Media coverage

Washington Post : states rein in private equity in healthcare

January 23, 2026

Washington Post analysis highlights states cracking down on private equity in healthcare

A new Washington Post Intelligence analysis underscores a growing national shift. State lawmakers are increasingly stepping in to address the risks private equity poses to hospitals, nursing homes, and physician practices. The piece, Why states are cracking down on private equity in health care,” draws on research from the Private Equity Stakeholder Project. It cites PESP’s 2025 State Healthcare Policy Review and uses the interactive map and tracker from our website to show where, and how, states are acting.

The analysis places today’s legislative momentum in the wake of high-profile hospital bankruptcies and closures, including Steward Health Care and Prospect Medical Holdings.
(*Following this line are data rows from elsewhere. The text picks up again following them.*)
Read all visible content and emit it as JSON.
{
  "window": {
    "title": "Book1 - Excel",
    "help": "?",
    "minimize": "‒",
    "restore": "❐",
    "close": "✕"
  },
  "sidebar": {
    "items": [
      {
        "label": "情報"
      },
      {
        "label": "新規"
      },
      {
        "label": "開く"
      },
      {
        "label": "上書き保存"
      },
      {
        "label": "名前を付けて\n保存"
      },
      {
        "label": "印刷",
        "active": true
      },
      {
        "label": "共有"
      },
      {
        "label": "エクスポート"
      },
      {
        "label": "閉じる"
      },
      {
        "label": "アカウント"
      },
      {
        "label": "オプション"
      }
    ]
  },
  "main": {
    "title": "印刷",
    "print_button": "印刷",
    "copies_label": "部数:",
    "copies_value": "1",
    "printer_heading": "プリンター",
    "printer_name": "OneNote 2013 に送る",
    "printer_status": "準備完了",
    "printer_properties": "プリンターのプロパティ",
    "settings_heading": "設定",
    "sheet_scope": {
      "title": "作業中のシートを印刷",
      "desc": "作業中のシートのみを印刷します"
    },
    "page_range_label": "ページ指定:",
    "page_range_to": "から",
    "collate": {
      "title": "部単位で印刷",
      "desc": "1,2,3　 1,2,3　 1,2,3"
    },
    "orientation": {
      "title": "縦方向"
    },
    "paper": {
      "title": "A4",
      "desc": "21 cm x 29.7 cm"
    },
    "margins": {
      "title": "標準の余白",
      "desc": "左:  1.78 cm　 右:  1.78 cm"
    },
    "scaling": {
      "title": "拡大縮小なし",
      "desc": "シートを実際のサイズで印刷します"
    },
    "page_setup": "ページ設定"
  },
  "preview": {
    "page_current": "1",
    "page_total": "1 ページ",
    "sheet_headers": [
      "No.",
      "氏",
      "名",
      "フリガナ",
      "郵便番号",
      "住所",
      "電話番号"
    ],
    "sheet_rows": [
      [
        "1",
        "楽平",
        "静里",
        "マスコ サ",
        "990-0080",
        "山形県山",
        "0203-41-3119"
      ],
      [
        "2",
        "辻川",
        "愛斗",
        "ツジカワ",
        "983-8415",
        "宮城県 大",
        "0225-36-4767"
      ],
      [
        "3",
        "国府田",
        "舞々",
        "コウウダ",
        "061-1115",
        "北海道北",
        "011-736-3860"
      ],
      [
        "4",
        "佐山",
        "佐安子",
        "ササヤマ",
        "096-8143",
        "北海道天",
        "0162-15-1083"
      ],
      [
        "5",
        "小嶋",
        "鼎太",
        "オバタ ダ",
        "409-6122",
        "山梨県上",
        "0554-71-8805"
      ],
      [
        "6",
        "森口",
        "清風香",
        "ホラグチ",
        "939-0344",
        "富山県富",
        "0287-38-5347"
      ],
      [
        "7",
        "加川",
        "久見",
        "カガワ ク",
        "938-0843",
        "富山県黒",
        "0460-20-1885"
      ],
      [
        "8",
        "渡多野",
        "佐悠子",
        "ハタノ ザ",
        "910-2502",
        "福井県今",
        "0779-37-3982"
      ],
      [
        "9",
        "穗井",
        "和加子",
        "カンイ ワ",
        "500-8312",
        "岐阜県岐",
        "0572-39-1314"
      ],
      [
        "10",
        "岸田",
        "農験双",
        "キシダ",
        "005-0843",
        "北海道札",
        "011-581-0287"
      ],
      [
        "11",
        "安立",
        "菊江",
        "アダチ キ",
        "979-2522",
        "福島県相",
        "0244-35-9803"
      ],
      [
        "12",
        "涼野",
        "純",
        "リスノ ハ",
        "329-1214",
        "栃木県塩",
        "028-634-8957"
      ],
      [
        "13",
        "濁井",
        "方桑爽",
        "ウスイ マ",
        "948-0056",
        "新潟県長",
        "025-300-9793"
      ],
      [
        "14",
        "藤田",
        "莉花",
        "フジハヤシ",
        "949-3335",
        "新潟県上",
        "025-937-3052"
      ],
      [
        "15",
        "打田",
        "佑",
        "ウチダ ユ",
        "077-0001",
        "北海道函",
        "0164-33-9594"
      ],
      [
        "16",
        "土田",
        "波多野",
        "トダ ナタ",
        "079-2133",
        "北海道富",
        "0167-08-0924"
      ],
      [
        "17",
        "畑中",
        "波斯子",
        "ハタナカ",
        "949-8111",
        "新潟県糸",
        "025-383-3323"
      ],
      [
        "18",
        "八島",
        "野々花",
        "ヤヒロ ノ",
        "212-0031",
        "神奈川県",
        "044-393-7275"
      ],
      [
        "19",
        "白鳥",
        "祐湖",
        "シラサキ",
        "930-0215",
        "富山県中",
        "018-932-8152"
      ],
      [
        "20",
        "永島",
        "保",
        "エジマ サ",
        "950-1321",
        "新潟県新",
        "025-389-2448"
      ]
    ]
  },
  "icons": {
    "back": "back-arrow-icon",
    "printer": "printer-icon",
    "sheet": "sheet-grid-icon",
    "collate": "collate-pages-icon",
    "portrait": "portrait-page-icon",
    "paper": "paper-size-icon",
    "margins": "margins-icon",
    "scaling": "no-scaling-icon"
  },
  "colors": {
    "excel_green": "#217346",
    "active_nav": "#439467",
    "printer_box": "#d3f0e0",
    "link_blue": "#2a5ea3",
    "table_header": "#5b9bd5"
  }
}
Those collapses intensified scrutiny of private equity’s business model in healthcare. They also helped push oversight efforts out of Washington and into state capitols, where lawmakers are advancing new rules on transparency, transaction review, and investor control.

States step in as federal action stalls

The Washington Post analysis makes clear that, with little appetite for new federal guardrails, states are emerging as the primary arena for reform. Legislators across the country are debating how to limit private equity’s ability to extract value from essential healthcare providers. Communities are often left to deal with the fallout when those efforts fail.

To explain this trend, the Post relies on PESP’s state-by-state tracking, highlighting how lawmakers are responding to rising costs, declining patient outcomes, and hospital closures linked to private equity ownership. The story points readers to PESP’s tracker as a key resource for understanding the scope of state action now underway.

What PESP’s state healthcare policy review found

Published in December, PESP’s 2025 State Healthcare Policy Review: Tracking Private Equity Oversight and Reform provides a clear snapshot of how states are confronting private equity’s growing role in healthcare. The report documents a clear escalation in legislative activity, with proposals falling into four major categories:

  • Transparency and reporting requirements that force private equity firms, management companies, and healthcare providers to disclose ownership structures and financial relationships that are often hidden from regulators and the public.
  • Approval and enforcement authority that gives state agencies or attorneys general the power to review, condition, or in some cases block healthcare transactions that threaten access, competition, or financial stability.
  • Targeted prohibitions on practices such as hospital sale-leasebacks, which have been widely used by private equity owners to extract real estate value while saddling providers with long-term rent obligations.
  • Corporate practice of medicine enforcement, aimed at preventing investors from exerting control over clinical decision-making through management contracts or other workarounds.

The review shows that these approaches are no longer theoretical. In 2025 alone, states including Massachusetts, California, Oregon, Indiana, Washington, New Mexico, and Maine enacted new laws strengthening oversight of private equity-backed healthcare. Other states are actively considering similar measures, while a number of proposals stalled amid industry opposition.

A national map of growing accountability

The Washington Post analysis prominently features PESP’s interactive map, which visualizes this rapidly evolving policy landscape. The map shows where legislation has passed, where bills remain under consideration, and where efforts failed. Together, these patterns highlight both the momentum behind reform and the resistance it continues to face.

By grounding its reporting in PESP’s research, the Post reinforces a central conclusion of the State Healthcare Policy Review: oversight of private equity in healthcare has become a mainstream policy issue. What was once treated as a niche concern is now a bipartisan response to real-world harm experienced by patients, workers, and communities.